With the threatened Sunni boycott, the lists submitted make Allawi and al-Hakim the leading contenders to take top jobs in Iraq's next government.

In the election, each faction will win a number of seats in the assembly proportional to the percentage of votes it gets nationwide — meaning the highest-listed candidates on each roster are most likely to be elected. The groups ending up strongest in the assembly will be in a powerful position — the body will elect a president and two deputies, who will nominate the prime minister. The assembly will also draw up a new constitution.

Shiites make up 60 percent of Iraq's 26 million population and are expected to dominate the polls.

In another development, the Italian Foreign Ministry said Wednesday it is investigating a report that an Italian citizen was killed in Iraq after being taken captive by a militant group.

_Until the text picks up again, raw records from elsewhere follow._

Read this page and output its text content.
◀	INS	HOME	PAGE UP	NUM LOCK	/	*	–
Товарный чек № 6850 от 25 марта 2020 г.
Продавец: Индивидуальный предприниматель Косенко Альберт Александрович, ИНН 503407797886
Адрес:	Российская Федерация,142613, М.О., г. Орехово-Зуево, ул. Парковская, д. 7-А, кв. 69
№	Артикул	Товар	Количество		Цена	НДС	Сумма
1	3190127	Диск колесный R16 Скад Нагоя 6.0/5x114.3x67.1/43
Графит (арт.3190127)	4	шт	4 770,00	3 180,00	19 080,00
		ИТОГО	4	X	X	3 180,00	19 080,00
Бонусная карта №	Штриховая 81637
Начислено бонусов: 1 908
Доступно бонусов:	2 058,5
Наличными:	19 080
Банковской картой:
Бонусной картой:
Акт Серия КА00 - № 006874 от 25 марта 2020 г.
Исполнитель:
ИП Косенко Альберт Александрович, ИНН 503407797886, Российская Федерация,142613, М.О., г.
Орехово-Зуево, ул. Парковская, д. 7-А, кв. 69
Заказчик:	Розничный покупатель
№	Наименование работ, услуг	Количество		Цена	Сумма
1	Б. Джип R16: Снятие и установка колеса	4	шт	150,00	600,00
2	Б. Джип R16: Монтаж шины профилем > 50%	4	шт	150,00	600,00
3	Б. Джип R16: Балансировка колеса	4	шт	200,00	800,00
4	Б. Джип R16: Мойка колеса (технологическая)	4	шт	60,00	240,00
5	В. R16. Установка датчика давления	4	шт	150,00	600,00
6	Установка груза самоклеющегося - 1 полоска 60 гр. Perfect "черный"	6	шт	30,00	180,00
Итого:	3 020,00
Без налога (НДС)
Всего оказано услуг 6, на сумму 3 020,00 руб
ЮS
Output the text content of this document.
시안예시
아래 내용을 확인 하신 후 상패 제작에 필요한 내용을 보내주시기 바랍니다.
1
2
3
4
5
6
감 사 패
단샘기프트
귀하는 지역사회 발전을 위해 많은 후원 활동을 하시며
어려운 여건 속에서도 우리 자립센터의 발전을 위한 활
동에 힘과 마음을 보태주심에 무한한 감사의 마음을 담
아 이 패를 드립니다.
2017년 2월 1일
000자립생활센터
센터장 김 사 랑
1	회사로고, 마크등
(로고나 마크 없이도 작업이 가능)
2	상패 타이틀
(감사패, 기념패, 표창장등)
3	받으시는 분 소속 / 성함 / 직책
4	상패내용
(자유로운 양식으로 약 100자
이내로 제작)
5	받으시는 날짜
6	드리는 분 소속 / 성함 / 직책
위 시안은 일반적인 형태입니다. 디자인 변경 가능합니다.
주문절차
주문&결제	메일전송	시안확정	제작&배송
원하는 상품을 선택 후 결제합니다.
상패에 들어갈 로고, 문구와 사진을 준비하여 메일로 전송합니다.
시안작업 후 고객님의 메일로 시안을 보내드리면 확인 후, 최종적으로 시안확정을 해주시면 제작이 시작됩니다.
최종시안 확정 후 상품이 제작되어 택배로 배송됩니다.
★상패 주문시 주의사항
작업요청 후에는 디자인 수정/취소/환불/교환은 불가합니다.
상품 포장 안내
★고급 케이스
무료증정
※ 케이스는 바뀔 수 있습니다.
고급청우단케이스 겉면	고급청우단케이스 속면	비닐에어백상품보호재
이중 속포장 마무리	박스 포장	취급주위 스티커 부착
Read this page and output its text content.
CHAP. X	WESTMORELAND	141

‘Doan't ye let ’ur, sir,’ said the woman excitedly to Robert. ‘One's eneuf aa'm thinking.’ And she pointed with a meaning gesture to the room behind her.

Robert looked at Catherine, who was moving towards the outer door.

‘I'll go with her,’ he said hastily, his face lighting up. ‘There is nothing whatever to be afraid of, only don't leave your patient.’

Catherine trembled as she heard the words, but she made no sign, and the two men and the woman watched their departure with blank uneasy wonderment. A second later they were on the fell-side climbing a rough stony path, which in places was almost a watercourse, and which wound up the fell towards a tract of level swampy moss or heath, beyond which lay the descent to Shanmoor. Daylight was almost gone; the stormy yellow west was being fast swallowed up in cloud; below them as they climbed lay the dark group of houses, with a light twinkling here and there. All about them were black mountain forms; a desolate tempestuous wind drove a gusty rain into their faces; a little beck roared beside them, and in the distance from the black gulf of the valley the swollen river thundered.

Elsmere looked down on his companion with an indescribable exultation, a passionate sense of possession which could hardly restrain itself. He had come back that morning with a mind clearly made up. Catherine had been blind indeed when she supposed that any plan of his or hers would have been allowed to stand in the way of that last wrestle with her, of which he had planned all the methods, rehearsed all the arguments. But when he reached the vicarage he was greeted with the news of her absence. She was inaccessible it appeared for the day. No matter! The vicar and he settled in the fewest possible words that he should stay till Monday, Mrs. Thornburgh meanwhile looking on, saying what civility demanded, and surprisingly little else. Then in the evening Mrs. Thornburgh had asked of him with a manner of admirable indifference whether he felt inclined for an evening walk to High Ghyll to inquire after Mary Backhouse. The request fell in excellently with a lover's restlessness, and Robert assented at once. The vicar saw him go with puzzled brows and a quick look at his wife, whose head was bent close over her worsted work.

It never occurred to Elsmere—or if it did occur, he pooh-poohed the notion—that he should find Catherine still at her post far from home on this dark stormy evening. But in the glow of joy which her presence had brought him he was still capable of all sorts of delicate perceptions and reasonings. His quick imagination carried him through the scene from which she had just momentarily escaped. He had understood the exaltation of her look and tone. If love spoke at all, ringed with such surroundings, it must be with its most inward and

In a statement, the Italian Foreign Ministry said the report was unconfirmed and that it "must still be verified with maximum caution."

The ministry said the details were provided by an Iraqi journalist, who told The Associated Press he was taken by militants to see a body near the battleground city of Ramadi. The journalist said he was shown a man's body and passport.

The ministry statement said the victim may have been Salvatore Santoro, 52, a resident of Britain for years. However, it said Italian officials were not aware he was in Iraq.

At the Pentagon, a senior U.S. commander said Jordanian militant Abu Musab al-Zarqawi (search) may now be operating out of Baghdad, after leaving his former safe haven in the rebel-held city of Fallujah ahead of last month's U.S.-led offensive to retake that city.

"Baghdad would be the most likely area," Lt. Gen. Lance Smith told journalists on Wednesday.

Al-Zarqawi's Al Qaeda in Iraq (search) group is believed to be leading a brutal campaign of hostage-takings, beheadings and bombings that victimize both Americans and Iraqis.

Smith said it was difficult to trace al-Zarqawi but that he can operate "pretty safely" in Baghdad.